Die Krise in der Solarbranche macht den Grünen zu schaffen. Sollte diese Technik in Deutschland keine Zukunft haben, stünde auch die Energiewende zur Debatte. Die von Winfried Kretschmann (Grüne) geführte grün-rote Koalition in Baden-Württemberg sucht deshalb nach Wegen, die Branche wieder wettbewerbsfähig zu machen. Die Spanne reicht vom Bau einer riesigen Produktionsanlage bis zu einem Qualitätszertifikat für Photovoltaikanlagen, um Produkte "Made in Germany" zu schützen.

Das Freiburger Fraunhofer Institut für Solare Energiesysteme (ISE) soll diese Möglichkeiten durchspielen. "Der weitere Ausbau der Photovoltaik in Baden-Württemberg ist ein wichtiger Grundpfeiler der Energiewende im Land", heißt es im Auftrag des Umweltministeriums. Im Südwesten gibt es nach einer Zählung von 2012 etwa 255.000 Solaranlagen mit einer installierten Leistung von 4200 Megawatt. Ihr Anteil an der Bruttostromerzeugung betrug 7,3 Prozent. Um das ehrgeizige Ziel zu erreichen, möglichst schnell auf fossile Brennstoffe zu verzichten, sind also noch einige Anstrengungen nötig.

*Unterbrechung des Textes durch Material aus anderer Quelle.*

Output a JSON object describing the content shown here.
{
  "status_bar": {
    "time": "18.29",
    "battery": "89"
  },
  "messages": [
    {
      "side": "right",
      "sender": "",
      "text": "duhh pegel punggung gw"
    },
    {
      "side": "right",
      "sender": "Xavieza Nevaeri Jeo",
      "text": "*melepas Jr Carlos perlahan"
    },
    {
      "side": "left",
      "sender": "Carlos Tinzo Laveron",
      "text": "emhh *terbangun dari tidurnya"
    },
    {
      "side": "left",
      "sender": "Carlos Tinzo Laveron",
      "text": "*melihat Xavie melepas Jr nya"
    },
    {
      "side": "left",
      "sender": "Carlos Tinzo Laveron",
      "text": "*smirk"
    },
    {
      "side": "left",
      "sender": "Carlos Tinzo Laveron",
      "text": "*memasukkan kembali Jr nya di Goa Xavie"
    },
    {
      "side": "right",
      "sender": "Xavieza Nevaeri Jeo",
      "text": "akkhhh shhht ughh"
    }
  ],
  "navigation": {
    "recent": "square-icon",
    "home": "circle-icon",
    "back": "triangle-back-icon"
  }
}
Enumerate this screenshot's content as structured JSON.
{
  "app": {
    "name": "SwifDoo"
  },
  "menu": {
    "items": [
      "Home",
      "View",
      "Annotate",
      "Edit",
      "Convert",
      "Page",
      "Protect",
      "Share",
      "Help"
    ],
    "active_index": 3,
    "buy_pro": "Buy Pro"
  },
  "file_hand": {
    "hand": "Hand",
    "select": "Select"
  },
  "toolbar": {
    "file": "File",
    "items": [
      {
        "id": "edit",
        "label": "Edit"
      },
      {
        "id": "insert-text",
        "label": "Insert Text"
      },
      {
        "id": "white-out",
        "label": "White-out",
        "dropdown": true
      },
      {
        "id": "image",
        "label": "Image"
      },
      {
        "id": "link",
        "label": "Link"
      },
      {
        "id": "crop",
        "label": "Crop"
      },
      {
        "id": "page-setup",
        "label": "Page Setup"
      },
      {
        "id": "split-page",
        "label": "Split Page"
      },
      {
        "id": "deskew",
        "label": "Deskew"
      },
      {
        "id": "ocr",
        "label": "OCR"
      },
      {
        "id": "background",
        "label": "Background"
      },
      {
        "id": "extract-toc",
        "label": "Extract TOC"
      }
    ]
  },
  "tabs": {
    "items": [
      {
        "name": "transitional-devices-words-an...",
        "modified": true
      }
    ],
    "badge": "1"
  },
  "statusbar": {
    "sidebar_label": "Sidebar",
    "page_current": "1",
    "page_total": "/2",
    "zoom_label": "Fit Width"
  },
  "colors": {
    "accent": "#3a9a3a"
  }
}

Doch wie verhindert man, dass Kunden zu den kostengünstigen Anlagen aus Fernost greifen, und dass damit China indirekt vom Erneuerbare-Energien-Gesetz (EEG) profitiert? Schutzzölle wie in den USA wären eine Lösung gewesen, sagt der Leiter Energiepolitik vom Fraunhofer ISE, Gerhard Stryi-Hipp. Doch: "Deutschland und die europäische Union sind lange untätig geblieben." Der jetzt gefundene Kompromiss, einen Mindestpreis für Photovoltaikmodule festzulegen, sei immerhin ein richtiger Schritt.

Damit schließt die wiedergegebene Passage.